Scripture Readings, Dec. 31, 2023

Merry Christmas and a Blessed New Year!

On the Sunday within the Octave of Christmas this year, December 31, the Church celebrates in the liturgy the solemn memory of the Holy Family of Jesus, Mary and Joseph.  I have always loved the feast of the Holy Family because I have been always in awe that Jesus wanted to have a family here on earth. The Redeemer of the world chose the family as the place for his birth and growth, thereby sanctifying all families. Most of us are probably spending this feast day with our own families. This year, I will be in Colombia with my family for this great feast.

It makes absolute sense that we celebrate this feast day the Sunday after Christmas. After all the business of the days leading to Christmas and the exciting hours of Christmas Eve and Christmas Day, I love the quiet and simplicity of the days between Christmas and the New Year that we spend with family. I remember the following quote from St. Paul VI when he was pope: “The home of Nazareth is the school where we begin to understand the life of Jesus — the school of the Gospel. First, then, a lesson of silence. May esteem for silence, that admirable and indispensable condition of mind, revive in us … a lesson on family life. May Nazareth teach us what family life is, its communion of love, its austere and simple beauty, and its sacred and inviolable character … a lesson of work. Nazareth, home of the “Carpenter’s Son,” in you I would choose to understand and proclaim the severe and redeeming law of human work.” (Catechism of the Catholic Church #533)

The family of Nazareth, which the Church, especially in today’s liturgy, puts before the eyes of all families, really constitutes that culminating point of reference for the holiness of every human family. The history of this Holy Family is described very briefly in the pages of the Gospel. We get to know only a few events in its life. However, what we learn is sufficient to be able to relate the fundamental moments in the life of every family, and to show that dimension, to which all who live a family life are called: fathers, mothers, parents, children. The Gospel shows us, very clearly, the educative aspect of the family. “He went down with them and came to Nazareth and was obedient to them.” (Luke 2:51)

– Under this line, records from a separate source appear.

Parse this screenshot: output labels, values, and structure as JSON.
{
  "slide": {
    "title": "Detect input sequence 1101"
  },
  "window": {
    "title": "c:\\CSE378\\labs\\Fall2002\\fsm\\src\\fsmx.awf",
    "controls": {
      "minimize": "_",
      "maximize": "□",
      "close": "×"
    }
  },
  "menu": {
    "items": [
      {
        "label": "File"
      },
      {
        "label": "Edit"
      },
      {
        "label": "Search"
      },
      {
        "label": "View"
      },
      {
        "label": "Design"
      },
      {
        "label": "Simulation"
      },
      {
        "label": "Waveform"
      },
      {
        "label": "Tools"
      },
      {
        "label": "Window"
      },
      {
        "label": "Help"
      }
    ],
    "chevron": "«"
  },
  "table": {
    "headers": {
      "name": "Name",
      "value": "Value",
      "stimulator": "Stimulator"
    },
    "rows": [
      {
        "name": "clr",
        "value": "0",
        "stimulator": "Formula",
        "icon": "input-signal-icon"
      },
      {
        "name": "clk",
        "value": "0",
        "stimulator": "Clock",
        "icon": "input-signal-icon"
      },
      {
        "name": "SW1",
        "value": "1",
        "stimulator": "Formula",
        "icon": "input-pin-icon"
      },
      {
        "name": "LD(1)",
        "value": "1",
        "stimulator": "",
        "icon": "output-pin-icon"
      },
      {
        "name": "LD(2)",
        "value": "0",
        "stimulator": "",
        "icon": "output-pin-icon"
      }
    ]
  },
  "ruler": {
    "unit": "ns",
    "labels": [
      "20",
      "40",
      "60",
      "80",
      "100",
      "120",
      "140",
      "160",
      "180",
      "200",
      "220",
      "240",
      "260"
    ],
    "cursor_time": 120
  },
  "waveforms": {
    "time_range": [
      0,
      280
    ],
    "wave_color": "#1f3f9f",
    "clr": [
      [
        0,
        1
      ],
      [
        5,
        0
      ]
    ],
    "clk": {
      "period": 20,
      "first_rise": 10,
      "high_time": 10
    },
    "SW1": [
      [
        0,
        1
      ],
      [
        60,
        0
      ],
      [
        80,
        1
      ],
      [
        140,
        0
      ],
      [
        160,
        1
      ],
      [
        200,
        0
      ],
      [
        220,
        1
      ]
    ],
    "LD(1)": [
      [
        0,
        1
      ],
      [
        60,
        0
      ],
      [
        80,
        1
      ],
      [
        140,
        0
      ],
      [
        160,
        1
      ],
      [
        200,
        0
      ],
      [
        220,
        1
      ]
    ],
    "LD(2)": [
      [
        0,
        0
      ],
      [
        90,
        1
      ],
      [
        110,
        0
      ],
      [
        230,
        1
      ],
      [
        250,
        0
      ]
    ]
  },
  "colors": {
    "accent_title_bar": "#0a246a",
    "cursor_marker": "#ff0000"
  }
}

The family is such an important building block of society and the healthy development of each person, so there is no surprise to see how the enemy wants to destroy families. In the first year of the pontificate of St. John Paul II in 1978, he gave a beautiful and timeless reflection on the meaning of the family and the threats it faces, in 1978 and today: “The deepest human problems are connected with the family. It constitutes the primary, fundamental, and irreplaceable community for man. ‘The mission of being the primary vital cell of society has been given to the family by God himself,’ the Second Vatican Council affirms. (Apostolicam Actuositatem) The Church wishes to bear a particular witness to that too during the Octave of Christmas, by means of the feast of the Holy Family. She wishes to recall that the fundamental values, which cannot be violated without incalculable harm of a moral nature, are bound up with the family.”

How can we defend the sanctity of the family? I want to go back to St. Paul VI and use his image of the family as a school. For every believer, the humble dwelling place in Nazareth is an authentic school of the GospelHere we admire, and put into practice, the divine plan to make our family an intimate community of life and love. The Church teaches us that every Christian family is called to be a small “domestic church” that must shine with the Gospel virtues. Recollection and prayer, mutual understanding and respect, personal discipline and communal generosity, and a spirit of sacrifice, work and solidarity are typical features that make the family of Nazareth a model for every home.

Every family is unique, but mine is not the typical family; I was raised by a single mom with my half-brother and two half-sisters; lived through the divorce of most of my aunts and uncle; some of my family members are practicing Catholics, but some haven’t been in church for years, and others have joined other Christian denominations. My family is not perfect, but each member is trying to grow and be better. My prayer is that each one of them embraces the holiness that God is inviting us to live. I like the following quote from St. John Paul II, because it reminds me that nothing is impossible for God: “Let us look to the Holy Family of Nazareth as an example for all Christian and human families. It radiates genuine love and charity, not only creating an eloquent example for all families, but also offering the guarantee that such love can be achieved in every family unit.”

Jesus, Mary and Joseph, pray for us.